29 de agosto de 2016

Nerve: Um Jogo Sem Regras

Nerve, EUA, 2016. Direção: Henry Joost e Ariel Schulman. Roteiro: Jessica Sharzer, baseado na novela de Jeanne Ryan. Elenco: Emma Roberts, Dave Franco, Emily Meade, Miles Heizer, Kimiko Glenn, Machine Gun Kelly. Duração: 1h36min.

"Você apenas usa 10% da internet"

Enquanto o personagem do carismático Dave Franco é desafiado a se pendurar com apenas uma mão num guindaste fixo, no alto de um arranha-céu, dezenas de observadores do jogo Nerve aparecem ao fundo, em outro prédio, gravando em seus celulares o desafio. A transmissão em tempo real chega aos olhos de milhões de jovens que aguardam impacientemente o desfecho de um jogo que poderia ser chamado de Dare/Die.

Mas Nerve é um bom nome para um filme que estabelece a tensão à flor da pele, nos colocando no angustiante ponto de vista de sermos cúmplices de mortes que passam a ocorrer num jogo que, à princípio, nos divertia. Assim, a jornada de Henry Joost e Ariel Schulman pela narrativa corresponde fidedignamente a interação entre a simplicidade de algo banal e suas últimas consequências – algo que passou a ser comum em thrillers americanos. No jogo de perspectiva dos filmes do subgênero, muda-se apenas quem observa.
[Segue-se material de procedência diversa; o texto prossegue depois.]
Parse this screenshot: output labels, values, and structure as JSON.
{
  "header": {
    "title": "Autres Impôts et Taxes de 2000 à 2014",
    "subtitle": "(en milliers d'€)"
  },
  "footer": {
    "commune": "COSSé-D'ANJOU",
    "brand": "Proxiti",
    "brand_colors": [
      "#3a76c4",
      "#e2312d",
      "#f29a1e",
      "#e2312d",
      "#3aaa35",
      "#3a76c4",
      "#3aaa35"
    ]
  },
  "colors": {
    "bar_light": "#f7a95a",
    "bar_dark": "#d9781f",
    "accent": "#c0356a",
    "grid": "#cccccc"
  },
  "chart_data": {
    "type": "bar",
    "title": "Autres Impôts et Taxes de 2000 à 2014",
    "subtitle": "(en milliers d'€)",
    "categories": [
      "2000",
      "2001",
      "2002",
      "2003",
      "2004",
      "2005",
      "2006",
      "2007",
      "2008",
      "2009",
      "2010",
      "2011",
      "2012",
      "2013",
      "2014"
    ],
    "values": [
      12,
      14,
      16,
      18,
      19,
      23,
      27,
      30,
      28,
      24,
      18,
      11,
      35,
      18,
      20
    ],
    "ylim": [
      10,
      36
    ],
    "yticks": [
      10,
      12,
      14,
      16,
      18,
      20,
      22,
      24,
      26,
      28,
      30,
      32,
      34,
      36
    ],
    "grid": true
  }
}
No ótimo The Urbe, por exemplo, em que uma pílula dava completo acesso aos desejos inconscientes dos personagens e a perda de autocontrole era sintomática, o espectador era (literalmente) Deus. É ele que queria analisar a sociedade que criara e o que ele poderia tirar dela.

Igualmente, outros mundos já foram frutos de pensamentos similares e ainda mais pertinentes: a inserção no mundo do slasher, onde um único psicopata lhe analisa todos os dias até ficar enjoado ou humilhado e decidir atacar, casos de Slumlord, GirlHouse e Creep; a documentação de assassinatos, tal qual Maníaco, The Scarehouse e Não Documentado; uma distopia macabra que está sempre lhe observando – Jogos Vorazes; jogos ambíguos, como Vidas em Jogo ou A Lista; o dinheiro como principal ferramenta de controle entre a vida e a morte: Creap Thrills; o puro horror cibernético, casos de The Den, Amizade Desfeita, Ratter, Friend Request; ou, claro, o inesperado terror proveniente de algo banal, como Would You Rather ou Scare Campaign.

Todos são exemplares que passam pela interação entre sociedade/vítima, onde o mais pobre é o que se rende aos caprichos do empresário entediado e sedento por sangue (ou no caso de The Urbe, um frustrado ser divino), além de fornecer a ótica da vulnerabilidade de nossas identidades dentro do universo cibernético: afinal, estamos realmente seguros ou com nossas privacidades intactas?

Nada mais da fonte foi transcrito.